In the various political and ideological confusions and contradictions of the market economy, the third way and neoliberalism, the universities, and those within them, have deep seams of cliché and evasion to explore. The managers and the quality assurance staff, whose salaries have so inflated university budgets, provide rich resources for fiction and satire, not least because the arrival of this group has coincided with more rather than less concern about the current worth of degrees. Increased surveillance, it would seem, does not produce improved academic performance.

Here, perhaps, lies part of the greatest cliché of all: not just that the quality of higher education can be easily measured, but that it can be measured in immediate, quantifiable terms. Many students now graduate with what could be described as an "Upper Second in Glazed Indifference": they have followed the rules, acquired the course handbook and become expert at precis and summary. In various ways they have worked hard, but many of them know that what they are doing is acquiring a degree that is in itself a cliché, a marker of a certain kind of rite de passage, from which the possible sincerity of learning has been drained, along with the accompanying possibilities of being wrong, passionately engaged or even completely uninterested. At the same time they are often much more aware than their teachers that critical, subversive and transformative ideas are as likely to emerge outside the university as within it.
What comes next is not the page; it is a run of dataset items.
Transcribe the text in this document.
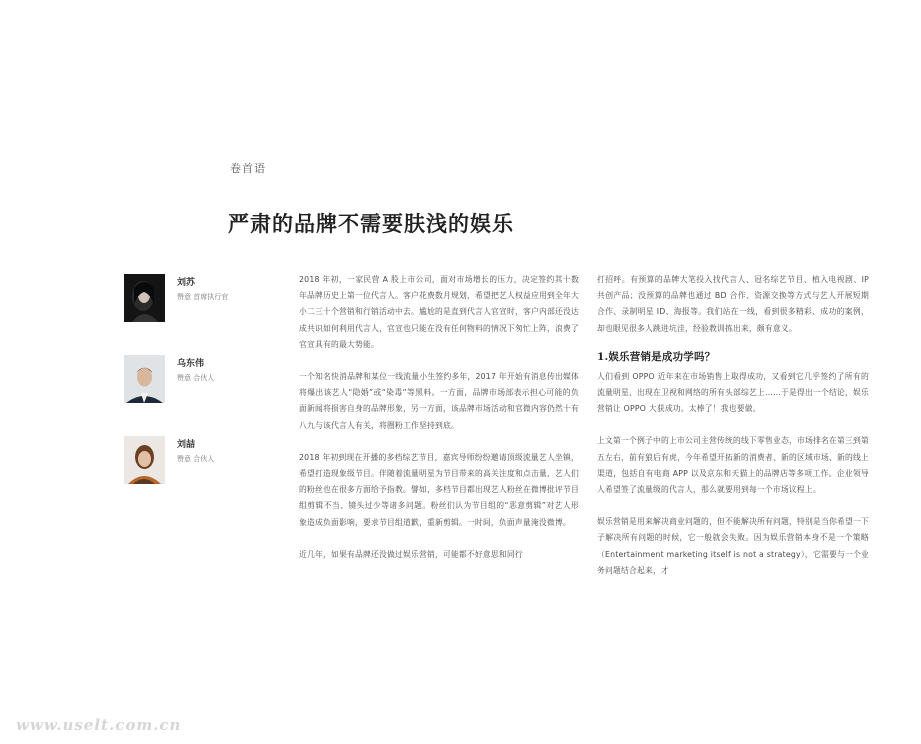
卷首语
严肃的品牌不需要肤浅的娱乐
刘苏
赞意 首席执行官
乌东伟
赞意 合伙人
刘喆
赞意 合伙人

2018 年初，一家民营 A 股上市公司，面对市场增长的压力，决定签约其十数年品牌历史上第一位代言人。客户花费数月规划，希望把艺人权益应用到全年大小二三十个营销和行销活动中去。尴尬的是直到代言人官宣时，客户内部还没达成共识如何利用代言人，官宣也只能在没有任何物料的情况下匆忙上阵，浪费了官宣具有的最大势能。

一个知名快消品牌和某位一线流量小生签约多年，2017 年开始有消息传出媒体将爆出该艺人“隐婚”或“染毒”等黑料。一方面，品牌市场部表示担心可能的负面新闻将损害自身的品牌形象，另一方面，该品牌市场活动和官微内容仍然十有八九与该代言人有关，将圈粉工作坚持到底。

2018 年初到现在开播的多档综艺节目，嘉宾导师纷纷邀请顶级流量艺人坐镇，希望打造现象级节目。伴随着流量明星为节目带来的高关注度和点击量，艺人们的粉丝也在很多方面给予指教。譬如，多档节目都出现艺人粉丝在微博批评节目组剪辑不当、镜头过少等诸多问题。粉丝们认为节目组的“恶意剪辑”对艺人形象造成负面影响，要求节目组道歉，重新剪辑。一时间，负面声量淹没微博。

近几年，如果有品牌还没做过娱乐营销，可能都不好意思和同行

打招呼。有预算的品牌大笔投入找代言人、冠名综艺节目、植入电视剧、IP 共创产品；没预算的品牌也通过 BD 合作、资源交换等方式与艺人开展短期合作、录制明星 ID、海报等。我们站在一线，看到很多精彩、成功的案例，却也眼见很多人跳进坑洼，经验教训拣出来，颇有意义。

1.娱乐营销是成功学吗？

人们看到 OPPO 近年来在市场销售上取得成功，又看到它几乎签约了所有的流量明星、出现在卫视和网络的所有头部综艺上……于是得出一个结论，娱乐营销让 OPPO 大获成功。太棒了！我也要做。

上文第一个例子中的上市公司主营传统的线下零售业态，市场排名在第三到第五左右，前有狼后有虎，今年希望开拓新的消费者、新的区域市场、新的线上渠道，包括自有电商 APP 以及京东和天猫上的品牌店等多项工作。企业领导人希望签了流量级的代言人，那么就要用到每一个市场议程上。

娱乐营销是用来解决商业问题的，但不能解决所有问题，特别是当你希望一下子解决所有问题的时候，它一般就会失败。因为娱乐营销本身不是一个策略（Entertainment marketing itself is not a strategy），它需要与一个业务问题结合起来，才

www.uselt.com.cn
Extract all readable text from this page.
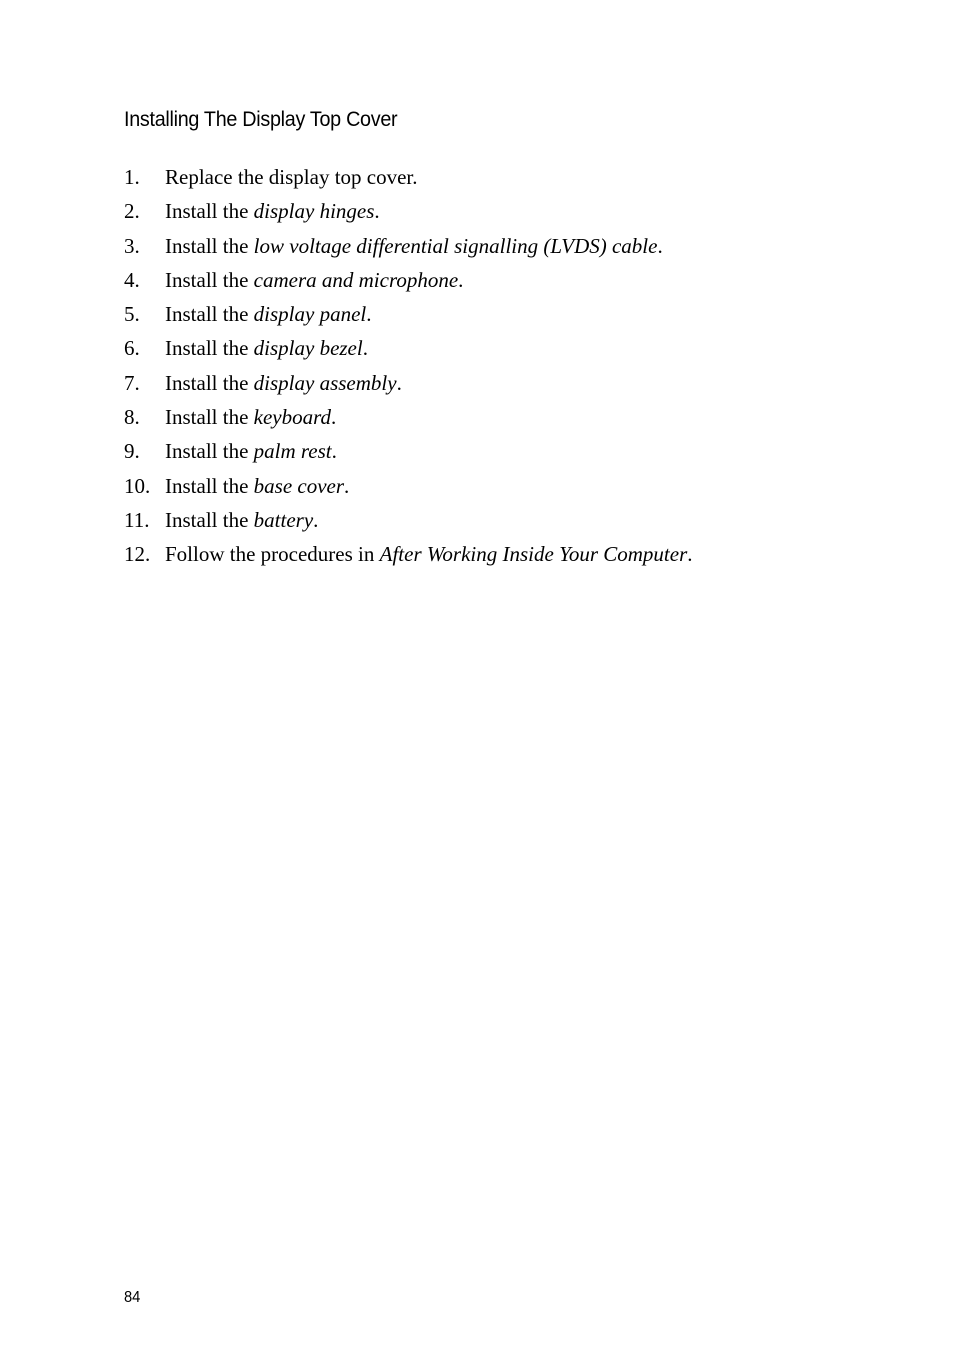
Installing The Display Top Cover
1. Replace the display top cover.
2. Install the display hinges.
3. Install the low voltage differential signalling (LVDS) cable.
4. Install the camera and microphone.
5. Install the display panel.
6. Install the display bezel.
7. Install the display assembly.
8. Install the keyboard.
9. Install the palm rest.
10. Install the base cover.
11. Install the battery.
12. Follow the procedures in After Working Inside Your Computer.
84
As universities increasingly surround higher education with clichés about skills and the knowledge economy, so they distance themselves from an ideal of passionate involvement with ideas that should be at the heart of the academy. Students and staff often long for precisely this kind of message about higher education, yet instead we are fed empty slogans that diminish and curtail the very possibilities of universities. It would be a brave vice-chancellor who stood up at graduation (or even better at the welcome address to first-year students) and said that the only important function of a university is to allow individuals a chance to think about a particular curriculum. Although this may shock some students, the long-term social effect may be at least as productive as a "skills agenda": generations could be introduced to the truly democratic idea that they have a right to think for themselves and not a given, authoritarian, social agenda.